A U.N. Security Council vote on the toughest sanctions on Democratic People’s Republic of Korea, or DPRK, in two decades has been postponed until Wednesday morning at Russia’s request, France said Tuesday.
The United States had asked the council to schedule a vote Tuesday afternoon on the draft resolution in response to Pyongyang’s latest nuclear test and rocket launch.
A vote on the resolution, drafted by the U.S. and China, has been held up for several days by Russia, which asked for more time to study the lengthy text and reportedly suggested changes.
The draft resolution for the first time would subject cargo ships leaving and entering DPRK to mandatory inspections. It also would prohibit the sale of small arms and other conventional weapons to DPRK, closing a loophole in earlier resolutions.
U.S. Ambassador Samantha Power has said the sanctions would limit and in some cases ban exports of coal, iron gold titanium and rare earth minerals from DPRK and would prohibit countries from supplying aviation fuel, including rocket fuel, to the country.
But the draft resolution lets countries determine whether such exports are for military or humanitarian purposes, which takes into account the bleak humanitarian situation of the majority of North Koreans.
In addition, the draft resolution would impose financial sanctions targeting DPRK’s banks and assets and ban all dual-use nuclear and missile related items.
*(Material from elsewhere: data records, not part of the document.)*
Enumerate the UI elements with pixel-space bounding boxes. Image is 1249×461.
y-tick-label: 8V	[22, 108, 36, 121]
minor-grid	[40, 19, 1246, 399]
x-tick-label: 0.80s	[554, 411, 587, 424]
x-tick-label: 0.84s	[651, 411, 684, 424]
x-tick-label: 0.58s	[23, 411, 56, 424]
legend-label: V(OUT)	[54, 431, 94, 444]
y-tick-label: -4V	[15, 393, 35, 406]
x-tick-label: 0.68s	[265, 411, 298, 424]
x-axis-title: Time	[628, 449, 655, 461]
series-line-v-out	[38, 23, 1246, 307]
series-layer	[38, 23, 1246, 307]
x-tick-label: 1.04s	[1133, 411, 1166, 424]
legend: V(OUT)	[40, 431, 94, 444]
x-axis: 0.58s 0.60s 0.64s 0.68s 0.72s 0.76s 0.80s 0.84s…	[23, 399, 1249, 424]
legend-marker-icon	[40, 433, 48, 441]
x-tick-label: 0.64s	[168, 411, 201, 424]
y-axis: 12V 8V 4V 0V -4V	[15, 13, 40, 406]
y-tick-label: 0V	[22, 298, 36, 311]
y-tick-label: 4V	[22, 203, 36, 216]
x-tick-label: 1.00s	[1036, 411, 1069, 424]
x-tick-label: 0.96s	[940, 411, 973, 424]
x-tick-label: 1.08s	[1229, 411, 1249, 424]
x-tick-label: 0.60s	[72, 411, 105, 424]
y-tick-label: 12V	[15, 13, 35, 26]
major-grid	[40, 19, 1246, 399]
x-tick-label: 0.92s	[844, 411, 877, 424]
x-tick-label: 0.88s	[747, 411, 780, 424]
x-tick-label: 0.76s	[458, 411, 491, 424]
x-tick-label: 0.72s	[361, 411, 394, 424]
Items such as luxury watches, snowmobiles, recreational water vehicles and lead crystal have been added to a long list of luxury goods that DPRK is not allowed to import.
As with previous resolutions, the test will be whether U.N. member states enforce the sanctions. A U.N. panel of experts monitoring the sanctions has repeatedly pointed out that enforcement can be weak.
DPRK started off the new year with what it claims was its first hydrogen bomb test on Jan. 6 and followed up with the launch of a satellite on a rocket on Feb. 7. It was condemned by much of the world as a test of banned missile technology.
Over the past 20 years, DPRK has conducted four nuclear tests and launched six long-range rockets, all in violation of Security Council resolutions.
The U.S., its Western allies and Japan have pressed for new sanctions that go beyond the DPRK’s nuclear and missile programs. But China, Pyongyang’s neighbor, is reluctant to impose measures that could threaten the stability of DPRK and cause its economy to collapse.
Story by the Associated Press.
Chinese Foreign Minister Wang Yi said that Beijing is committed to the denuclearization of the Korean Peninsula, while urging all relevant parties to resolve the issue through the six-party talks.